De Refaieten zijn vermoedelijk afstammelingen van Noachs zoon Sem. Het waren reuzen, de naam betekent “versterkend” en hun naam wordt wel vertaald met “reus”, “reuzen”. In Dt. 3:9 wordt hun leider Og omschreven als iemand die een bed had van 9 bij 4 el, dat is ongeveer 4,5 x 2 meter.
De Amorieten waren één van de oorspronkelijke stammen van het gebied. Waarschijnlijk half-bedoeïnen. Ze worden zowel in de Bijbel als in Babylonische en Egyptische bronnen genoemd en zijn waarschijnlijk de eerst bekende noord-westelijke Semietische groep.
De Kanaanieten zijn afstammelingen van Kanaän, zoon van Cham, kleinzoon van Noach. Meerdere stammen, stammen van Cham af (Jebusieten, Amorieten, Girgasieten, Hethieten, Arkieten, Sinieten, Arvadieten, Tsemarieten, Hamathieten. (zie ook Genesis 10)
De Girgasieten zijn ook afstammelingen van Kanaän. Waar zij woonden is niet precies bekend. Opmerkelijk is dat de Girgasieten nog een paar genoemd worden, maar zij komen niet voor in de opsomming van de volken als de Israëlieten het land innemen. Vermoedelijk bestond dat het volk als zodanig toen al niet meer.

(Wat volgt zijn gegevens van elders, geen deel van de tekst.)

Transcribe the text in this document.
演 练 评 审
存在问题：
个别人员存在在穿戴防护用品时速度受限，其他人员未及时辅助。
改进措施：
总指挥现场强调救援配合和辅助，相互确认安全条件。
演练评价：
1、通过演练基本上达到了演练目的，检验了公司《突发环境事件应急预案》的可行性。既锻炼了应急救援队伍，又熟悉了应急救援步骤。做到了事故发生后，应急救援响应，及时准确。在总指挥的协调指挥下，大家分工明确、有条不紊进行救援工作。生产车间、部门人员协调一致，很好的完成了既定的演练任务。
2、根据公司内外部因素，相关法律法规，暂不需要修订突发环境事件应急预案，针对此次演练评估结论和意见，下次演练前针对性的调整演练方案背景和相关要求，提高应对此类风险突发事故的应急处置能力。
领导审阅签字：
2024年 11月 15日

De Jebusieten zijn de oorspronkelijke inwoners van Jeruzalem, toen nog Jebus genaamd. (Joz. 15:63 e.a.). Jebus was de derde zoon van Kanaän en zij worden in het Oude Testament 41 keer genoemd. De naam kan zowel ‘nakomeling van Jebus’ als ‘inwoner van Jebus (later Jeruzalem)’ betekenen.
Voor vandaag
Wat er voor mij uitspring vandaag is: Vertrouw op God! Abram vertrouwt op God als Hij hem de sterren laat zien, en het wordt hem als gerechtigheid aangerekend. Later heeft Abram meer moeite met vertrouwen en vraag hij God om een teken. God is genadig en geeft het hem. Hetzelfde herkennen alle christenen. Het ene moment is je geloof sterker dan andere keren, maar we mogen uit deze geschiedenis leren dat we altijd op God mogen en kunnen vertrouwen!
Gods Beloften zijn ja en amen, maar het is niet gek en ook niet erg als wij als mensen nog wel eens twijfelen en God om hulp vragen!